The ongoing struggle to determine whether loot boxes are gambling or not has taken a sudden turn as France’s gambling regulatory board called ARJEL has determined that loot boxes are actually not a form of gambling. They released their view on the topic with the release of their 2017 – 2018 activity report, which has been translated by Sebastian Schwiddessen on Linkedin.
They stated that according to them loot boxes are not part of the definition of gambling due to the fact that the items you gain from them hold no real-world value. This same argument didn’t stop the Dutch government from defining loot boxes as gambling, due to the existence of online monetization platforms. According to ARJEL, any games that prohibit the sale of items gained through loot boxes, which most do, are in the clear.

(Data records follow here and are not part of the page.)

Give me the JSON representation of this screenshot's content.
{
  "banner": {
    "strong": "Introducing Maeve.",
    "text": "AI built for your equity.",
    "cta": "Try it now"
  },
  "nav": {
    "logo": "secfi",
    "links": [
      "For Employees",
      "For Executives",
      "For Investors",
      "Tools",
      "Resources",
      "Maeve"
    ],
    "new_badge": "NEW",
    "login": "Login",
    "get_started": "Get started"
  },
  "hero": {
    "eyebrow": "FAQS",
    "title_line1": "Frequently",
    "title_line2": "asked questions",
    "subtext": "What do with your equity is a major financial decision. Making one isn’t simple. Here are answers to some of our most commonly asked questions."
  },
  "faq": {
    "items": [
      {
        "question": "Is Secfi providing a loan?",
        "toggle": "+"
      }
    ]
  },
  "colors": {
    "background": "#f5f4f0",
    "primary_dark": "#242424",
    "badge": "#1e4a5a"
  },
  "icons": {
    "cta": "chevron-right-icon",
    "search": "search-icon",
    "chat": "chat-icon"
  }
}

ARJEL has also made clear that the statement that “loot boxes always provide something” is not a reasonable argument to be made that loot boxes are not a form of gambling. They state the fact that they create a feeling of near miss is why they should be considered a form of gambling. Just like with slot machines, the feeling that you almost got what you wanted is what keeps players coming back for loot boxes and spending money on them.
The regulatory board has said that this definition is not final and that they will look into the issue. They state that loot boxes are problematic and that something has to be done about them, much like with regular gambling. ARJEL also states that since the loot boxes have currently not met their definition of gambling they will take a better look at their own rules and regulations. They state they might have to update their rules in order to define loot boxes as a form of gambling so that stricter regulations can come in place. They have also called upon the Gaming Regulators European Forum to take a stance against loot boxes and better inform the customers.
Although France has declared loot boxes to not be a form of gambling they are clearly against them since they even think about redefining their definition of gambling. It’s clearly looking grim for the future of loot boxes, especially in Europe, although I doubt any gamer minds.